I no longer felt my hunger. My guts were knotting for entirely different reasons now, cold sweat trickling down the back of my neck despite the biting cold of the spring night.
Sooner or later, the village would go to sleep.
The guards would drink their mead by the gate at the other side of the prison complex. If he tried to reach me …
Were his chains long enough to cross the width of the cell?
It was hard to say without peering at him too obviously, and looking at him seemed even more dangerous than the uncertainty. They might be long enough. He might be able to reach me. How much muscle was hidden beneath that heavy black cloak – how easily would I be able to kick him off me?
If I screamed, would anyone hear?
If only the bastards hadn’t taken my knives …
Shit. Wrong thought. I knew it the moment it arose, felt the familiar forceful urge set its teeth into my muscles before I could push the source away.
They weren’t there, my knives. Even the sheaths were gone, I knew they were gone, and still my fingers strained with the need to make really, really sure of it – to run through that soothing sequence of checks just once more.
Ehwaz. Uruz. Isa. Which was ridiculous. I knew it was ridiculous, and yet—
My breath was quickening.
You and your fixations, witchling …
I could be stronger than this. I had to be stronger than this, because I would draw attention if I moved, and attention was the very last thing I needed, locked in a small, witness-less room with a man who might well be waiting for me to make a single mistake.
But the urge was turning into an unbearable tension beneath the skin of my fingertips.
The unfocused, undefined notion of danger was closing in on my chest, and if only I could just check my fucking knives …
Perhaps I could do it very, very quietly.
Perhaps the smiling, crow-like creature opposite me had already dozed off. I couldn’t even see his eyes beneath that hood. Perhaps—
‘Been here for long?’ he murmured, breaking the silence as if he’d read those thoughts in my mind.
I froze again, and the panic froze with me.
The world was almost entirely dark now.

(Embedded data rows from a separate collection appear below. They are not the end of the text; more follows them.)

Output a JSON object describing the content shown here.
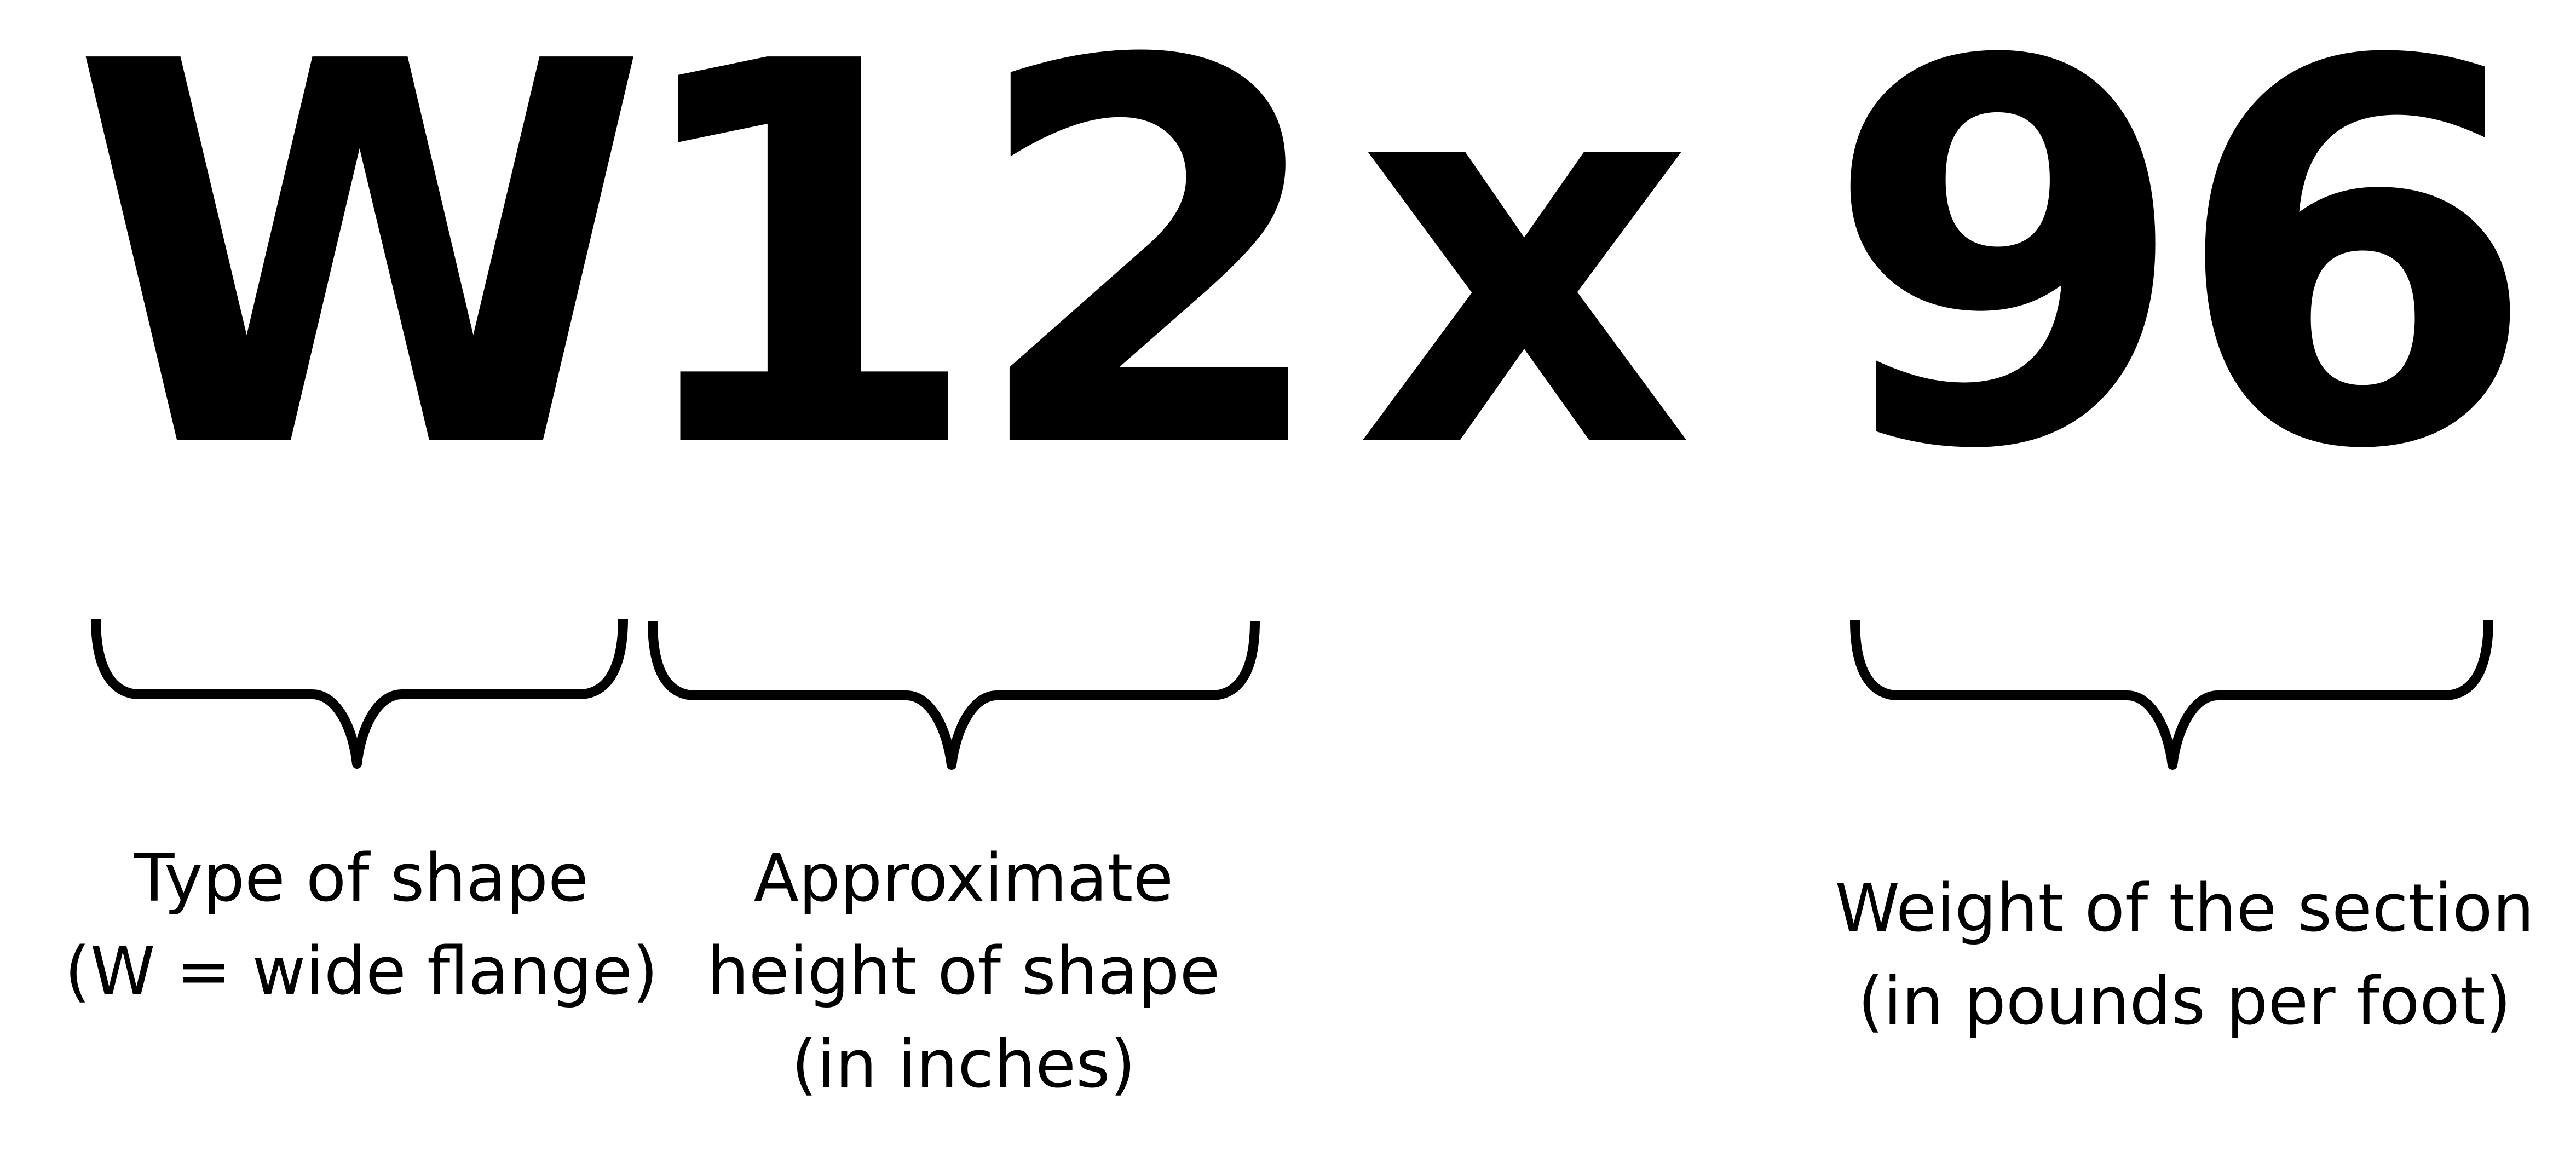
{
  "designation": {
    "type": "W",
    "height": "12",
    "x": "x",
    "weight": "96"
  },
  "labels": {
    "type": [
      "Type of shape",
      "(W = wide flange)"
    ],
    "height": [
      "Approximate",
      "height of shape",
      "(in inches)"
    ],
    "weight": [
      "Weight of the section",
      "(in pounds per foot)"
    ]
  },
  "colors": {
    "text": "#000000",
    "background": "#ffffff"
  }
}
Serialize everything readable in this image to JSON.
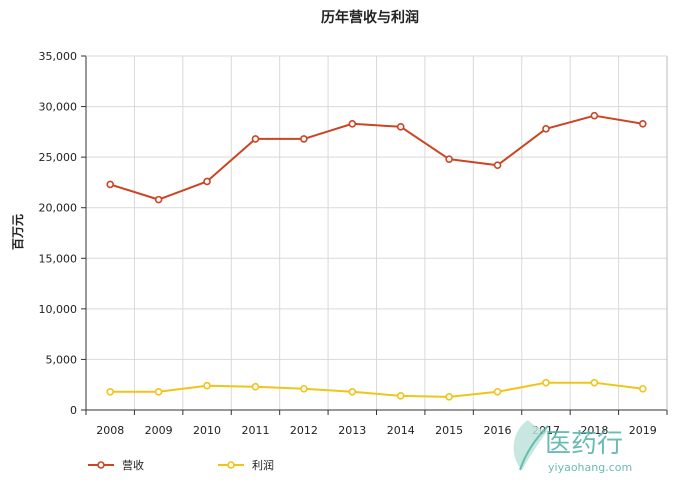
{
  "chart_data": {
    "type": "line",
    "title": "历年营收与利润",
    "xlabel": "",
    "ylabel": "百万元",
    "categories": [
      "2008",
      "2009",
      "2010",
      "2011",
      "2012",
      "2013",
      "2014",
      "2015",
      "2016",
      "2017",
      "2018",
      "2019"
    ],
    "ylim": [
      0,
      35000
    ],
    "yticks": [
      "0",
      "5,000",
      "10,000",
      "15,000",
      "20,000",
      "25,000",
      "30,000",
      "35,000"
    ],
    "ytick_values": [
      0,
      5000,
      10000,
      15000,
      20000,
      25000,
      30000,
      35000
    ],
    "grid": true,
    "legend_position": "bottom-left",
    "series": [
      {
        "name": "营收",
        "color": "#cc4422",
        "values": [
          22300,
          20800,
          22600,
          26800,
          26800,
          28300,
          28000,
          24800,
          24200,
          27800,
          29100,
          28300
        ]
      },
      {
        "name": "利润",
        "color": "#f0c419",
        "values": [
          1800,
          1800,
          2400,
          2300,
          2100,
          1800,
          1400,
          1300,
          1800,
          2700,
          2700,
          2100
        ]
      }
    ]
  },
  "watermark": {
    "brand": "医药行",
    "url": "yiyaohang.com",
    "color": "#4fb1a6"
  }
}
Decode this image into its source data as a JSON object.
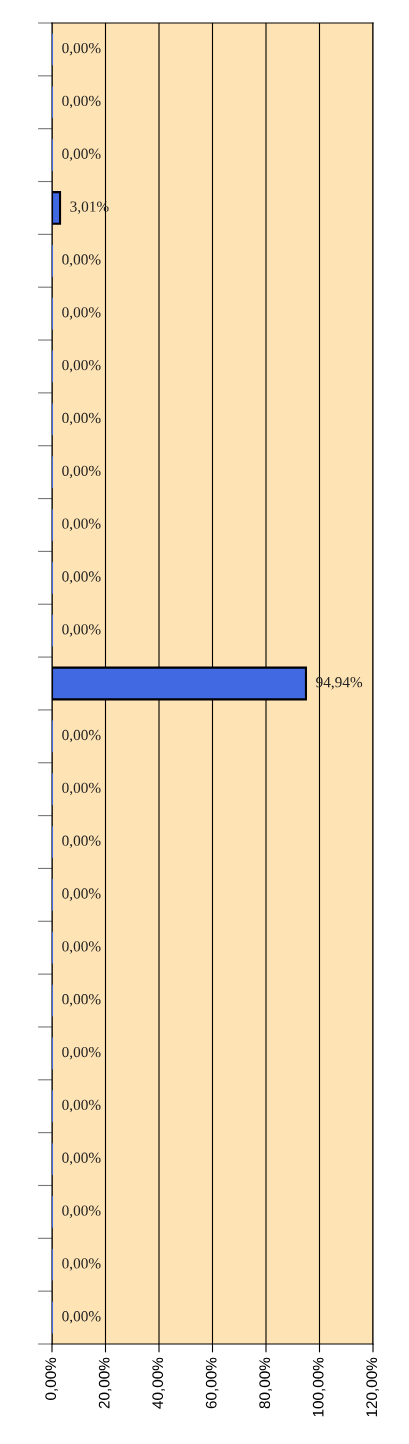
{
  "chart_data": {
    "type": "bar",
    "orientation": "horizontal",
    "categories": [
      null,
      null,
      null,
      null,
      null,
      null,
      null,
      null,
      null,
      null,
      null,
      null,
      null,
      null,
      null,
      null,
      null,
      null,
      null,
      null,
      null,
      null,
      null,
      null,
      null
    ],
    "values": [
      0,
      0,
      0,
      3.01,
      0,
      0,
      0,
      0,
      0,
      0,
      0,
      0,
      94.94,
      0,
      0,
      0,
      0,
      0,
      0,
      0,
      0,
      0,
      0,
      0,
      0
    ],
    "value_labels": [
      "0,00%",
      "0,00%",
      "0,00%",
      "3,01%",
      "0,00%",
      "0,00%",
      "0,00%",
      "0,00%",
      "0,00%",
      "0,00%",
      "0,00%",
      "0,00%",
      "94,94%",
      "0,00%",
      "0,00%",
      "0,00%",
      "0,00%",
      "0,00%",
      "0,00%",
      "0,00%",
      "0,00%",
      "0,00%",
      "0,00%",
      "0,00%",
      "0,00%"
    ],
    "color": "#4169e1",
    "xlim": [
      0,
      120
    ],
    "xticks": [
      {
        "value": 0,
        "label": "0,00%"
      },
      {
        "value": 20,
        "label": "20,00%"
      },
      {
        "value": 40,
        "label": "40,00%"
      },
      {
        "value": 60,
        "label": "60,00%"
      },
      {
        "value": 80,
        "label": "80,00%"
      },
      {
        "value": 100,
        "label": "100,00%"
      },
      {
        "value": 120,
        "label": "120,00%"
      }
    ],
    "grid": "x"
  }
}
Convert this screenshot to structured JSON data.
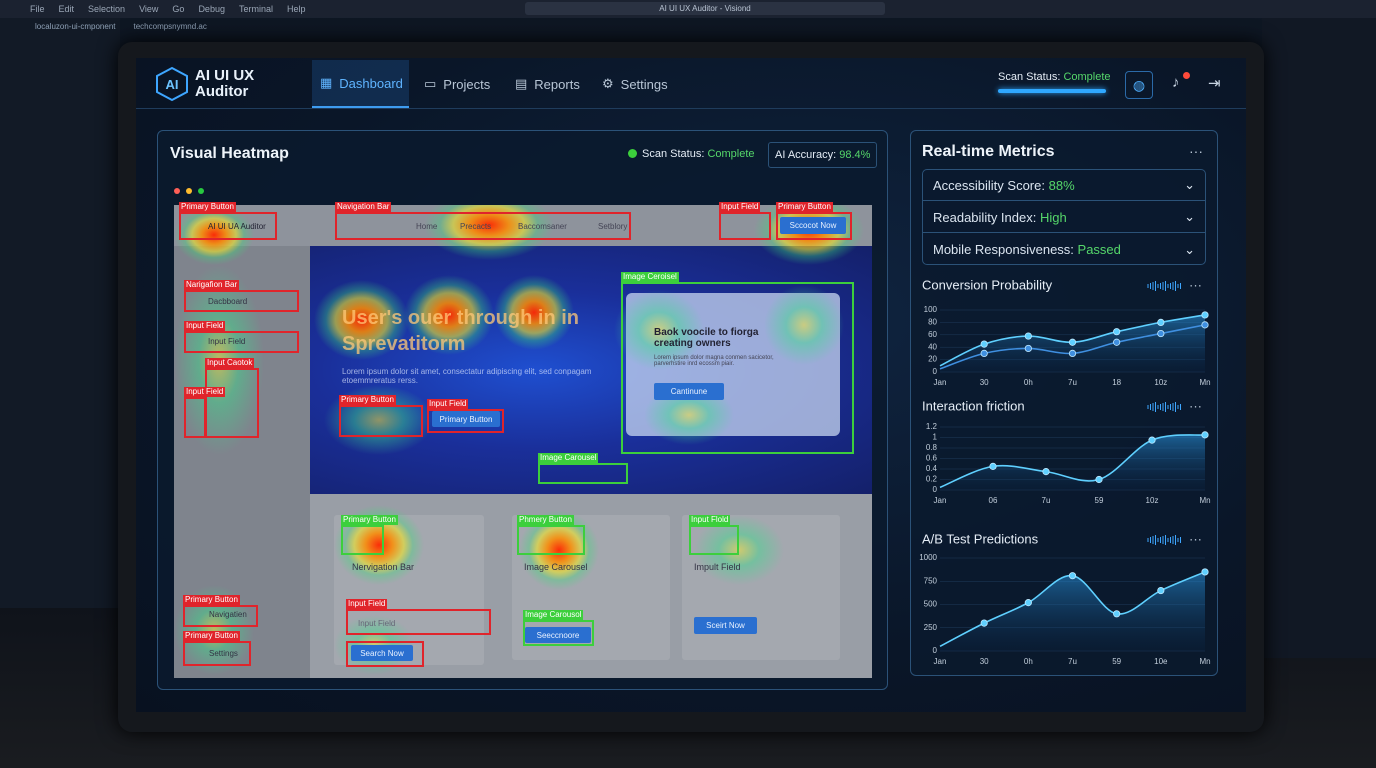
{
  "ide": {
    "menu": [
      "File",
      "Edit",
      "Selection",
      "View",
      "Go",
      "Debug",
      "Terminal",
      "Help"
    ],
    "window_title": "AI UI UX Auditor - Visiond",
    "tabs": [
      "localuzon-ui-cmponent",
      "techcompsnymnd.ac"
    ]
  },
  "header": {
    "logo_mark": "AI",
    "app_name": "AI UI UX Auditor",
    "nav": [
      "Dashboard",
      "Projects",
      "Reports",
      "Settings"
    ],
    "active_nav": 0,
    "scan_status_label": "Scan Status:",
    "scan_status_value": "Complete"
  },
  "heatmap": {
    "title": "Visual Heatmap",
    "scan_status_label": "Scan Status:",
    "scan_status_value": "Complete",
    "accuracy_label": "AI Accuracy:",
    "accuracy_value": "98.4%",
    "mock": {
      "logo": "AI UI UA Auditor",
      "nav_items": [
        "Home",
        "Precacts",
        "Baccomsaner",
        "Setblory"
      ],
      "top_button": "Sccocot Now",
      "sidebar_items": [
        "Dacbboard",
        "Input Field"
      ],
      "sidebar_bottom": [
        "Navigatien",
        "Settings"
      ],
      "hero_title": "User's ouer through in in Sprevatitorm",
      "hero_text": "Lorem ipsum dolor sit amet, consectatur adipiscing elit, sed conpagam etoemmreratus rerss.",
      "hero_button": "Primary Button",
      "carousel_title": "Baok voocile to fiorga creating owners",
      "carousel_text": "Lorem ipsum dolor magna conmen sacicetor, parverhstire inrd ecossm piair.",
      "carousel_button": "Cantinune",
      "cards": [
        "Nervigation Bar",
        "Image Carousel",
        "Impult Field"
      ],
      "input": "Input Field",
      "search": "Search Now",
      "card2_button": "Seeccnoore",
      "card3_button": "Sceirt Now"
    },
    "annotations": [
      {
        "label": "Primary Button",
        "color": "#e0242b"
      },
      {
        "label": "Navigation Bar",
        "color": "#e0242b"
      },
      {
        "label": "Input Field",
        "color": "#e0242b"
      },
      {
        "label": "Primary Button",
        "color": "#e0242b"
      },
      {
        "label": "Narigafion Bar",
        "color": "#e0242b"
      },
      {
        "label": "Input Field",
        "color": "#e0242b"
      },
      {
        "label": "Input Caotok",
        "color": "#e0242b"
      },
      {
        "label": "Input Field",
        "color": "#e0242b"
      },
      {
        "label": "Primary Button",
        "color": "#e0242b"
      },
      {
        "label": "Input Field",
        "color": "#e0242b"
      },
      {
        "label": "Image Ceroisel",
        "color": "#3ccf3c"
      },
      {
        "label": "Image Carousel",
        "color": "#3ccf3c"
      },
      {
        "label": "Primary Button",
        "color": "#3ccf3c"
      },
      {
        "label": "Phmery Button",
        "color": "#3ccf3c"
      },
      {
        "label": "Input Flold",
        "color": "#3ccf3c"
      },
      {
        "label": "Input Field",
        "color": "#e0242b"
      },
      {
        "label": "Image Carousol",
        "color": "#3ccf3c"
      },
      {
        "label": "Primary Button",
        "color": "#e0242b"
      },
      {
        "label": "Primary Button",
        "color": "#e0242b"
      }
    ]
  },
  "metrics": {
    "title": "Real-time Metrics",
    "items": [
      {
        "label": "Accessibility Score:",
        "value": "88%"
      },
      {
        "label": "Readability Index:",
        "value": "High"
      },
      {
        "label": "Mobile Responsiveness:",
        "value": "Passed"
      }
    ],
    "charts": [
      {
        "type": "area",
        "title": "Conversion Probability",
        "categories": [
          "Jan",
          "30",
          "0h",
          "7u",
          "18",
          "10z",
          "Mn"
        ],
        "series": [
          {
            "color": "#5fd0ff",
            "values": [
              10,
              45,
              58,
              48,
              65,
              80,
              92
            ]
          },
          {
            "color": "#3f8fe0",
            "values": [
              5,
              30,
              38,
              30,
              48,
              62,
              76
            ]
          }
        ],
        "ylim": [
          0,
          100
        ],
        "yticks": [
          0,
          20,
          40,
          60,
          80,
          100
        ]
      },
      {
        "type": "area",
        "title": "Interaction friction",
        "categories": [
          "Jan",
          "06",
          "7u",
          "59",
          "10z",
          "Mn"
        ],
        "series": [
          {
            "color": "#5fd0ff",
            "values": [
              0.05,
              0.45,
              0.35,
              0.2,
              0.95,
              1.05
            ]
          }
        ],
        "ylim": [
          0,
          1.2
        ],
        "yticks": [
          0,
          0.2,
          0.4,
          0.6,
          0.8,
          1,
          1.2
        ]
      },
      {
        "type": "area",
        "title": "A/B Test Predictions",
        "categories": [
          "Jan",
          "30",
          "0h",
          "7u",
          "59",
          "10e",
          "Mn"
        ],
        "series": [
          {
            "color": "#5fd0ff",
            "values": [
              50,
              300,
              520,
              810,
              400,
              650,
              850
            ]
          }
        ],
        "ylim": [
          0,
          1000
        ],
        "yticks": [
          0,
          250,
          500,
          750,
          1000
        ]
      }
    ]
  }
}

A single whale oil lantern was burning on the wall outside, a few paces away from my cell; the warm glint of light falling in through the window was all that illuminated my cellmate’s pointy chin, the menacing twist of his lips.
If I hadn’t seen those same lips move, I might have thought I’d imagined the sound of his velvety soft words.
They had sounded … interested.
What little I’d gleaned from him so far had not given the impression of a man concerned with the trials and tribulations of anyone else’s prison stay.